Rishi Sunak urged to overhaul the cabinet as he begins his first day as PM
Rishi Sunak won the leadership race yesterday after Commons leader Penny Mordaunt bowed out at the eleventh hour, having failed to get the 100 nominations from Tory MPs required by the 2pm deadline.
Rishi Sunak is being urged to overhaul the cabinet on his first day as prime minister.
Foreign Secretary James Cleverly told Sky News that the new PM’s government should feature the best ministers available – rather than focusing on those who are loyal.
“We have got to have the first 15 on the pitch.
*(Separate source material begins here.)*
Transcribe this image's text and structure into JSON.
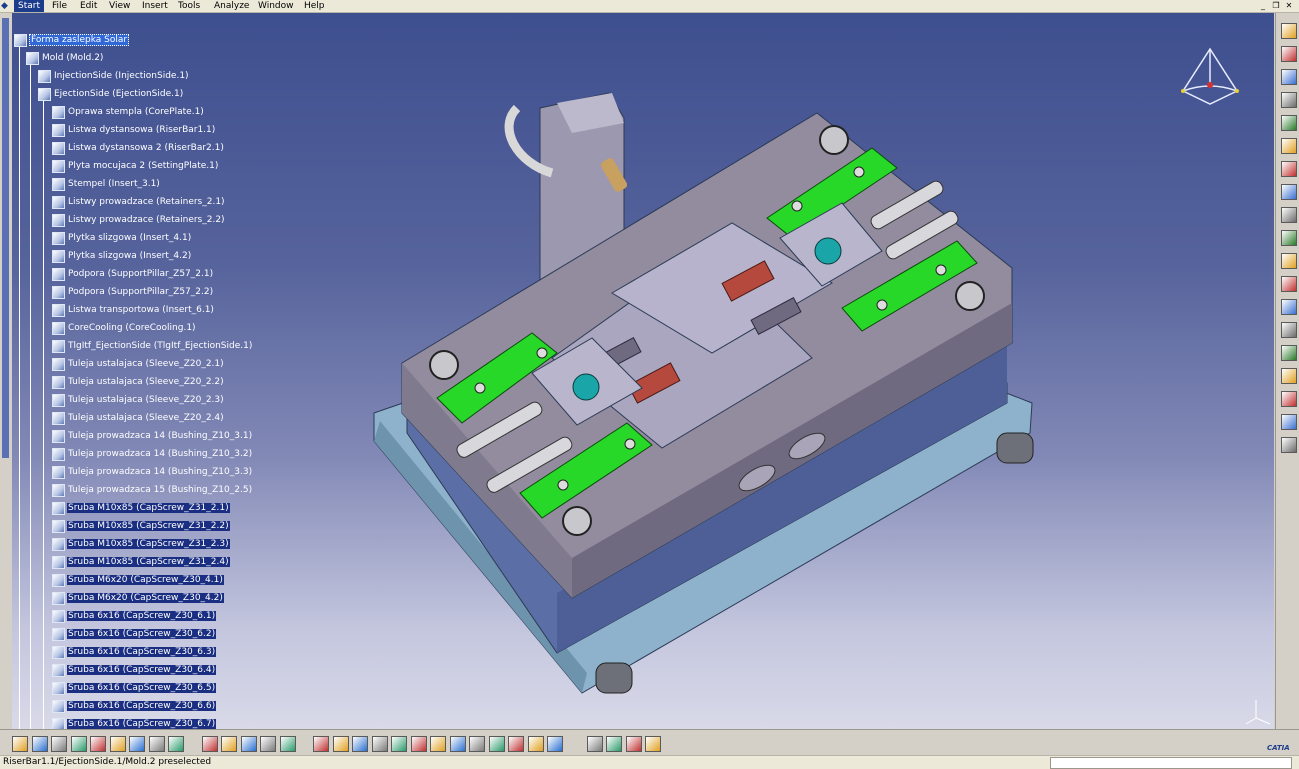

I know that Rishi understands that,” Mr Cleverly said.
Mr Sunak’s team are keeping tight-lipped about any potential reshuffle moves – but Sky News understands that recently appointed Chancellor Jeremy Hunt is likely to keep his job.
The new prime minister will be officially appointed by King Charles this morning, and is set to make a public address in front of Number 10 before lunchtime.
Reports suggest he is planning to build a cabinet of “all the talents” that will see the political return of the “adults”.
Long-time backers of Mr Sunak – including ex-justice secretary Dominic Raab, Commons treasury committee chair Mel Stride and ex-chief whip Mark Harper – are tipped to be in the cabinet, as well as former party chairman Oliver Dowden.
Many of the most senior posts are expected to go to those who have consistently supported him – including when he lost to Ms Truss in the last Conservative leadership race that began just three months ago.
Newly appointed Home Secretary Grant Shapps will be hoping to keep his job after backing Mr Sunak both in July and in recent days.
Mr Hunt is widely expected to remain in Number 11 as he works towards a highly anticipated fiscal statement on Halloween, as part of attempts to stabilise jittery markets.
But another source in the new PM’s camp told Sky News that discussions are still ongoing – and cautioned that no decisions have been made.
And Penny Mordaunt – who bowed out of the race after failing to get the required 100 nominations from Tory MPs – could also receive some kind of promotion.
There is speculation that she could replace Mr Cleverly in the Foreign Office, and a source close to Ms Mordaunt has told Sky News that she would like to be offered the role.
Suella Braverman and Kemi Badenoch – favourites of Conservative members to the right of the party – will also be hoping to serve in Mr Sunak’s top team after endorsing his latest campaign.
Veteran cabinet minister Michael Gove – who was sacked as levelling up secretary in the dying days of the Johnson government – and former defence secretary Gavin Williamson are other high-profile backers of the Sunak campaign who could be rewarded.
‘Unite or die’
Mr Sunak will become the country’s first Hindu leader and the UK’s youngest prime minister in modern political history – beating all his predecessors except William Pitt the Younger, who was just 24 when he took office in 1783.
The 42-year-old only became an MP in 2015 and has had a swift rise to the top job.
Speaking to Tory politicians yesterday, he acknowledged the “profound economic challenge” that the nation now faces – and reportedly warned that the party must “unite or die” as they focus on delivering the public’s priorities.
He now has the difficult task of steering the nation through a crisis that was exacerbated by Ms Truss’s government’s disastrous mini-budget, which caused the pound to fall to a record low.
Last week, she resigned after just 44 days in office.
In an 86-second address to the nation yesterday afternoon, Mr Sunak promised to serve with “integrity and humility” and praised Ms Truss for having served during “exceptionally difficult circumstances”.
Chancellor of the Duchy of Lancaster Nadhim Zahawi said Mr Sunak becoming prime minister proves “the United Kingdom is a place where you can achieve amazing things”.
But opposition parties have reiterated their calls for an immediate general election – stressing that Mr Sunak has “no mandate” to govern.
Shadow health secretary Wes Streeting has said “the public are clamouring for a say”, adding: “The Conservative Party is a sclerotic mess.
“They are chaotic and who’s to say Rishi Sunak isn’t going to be out in six months’ time because you can hear the knives sharpening in Westminster of the disgruntled Borisites … who still think Rishi knifed Boris Johnson in the back.”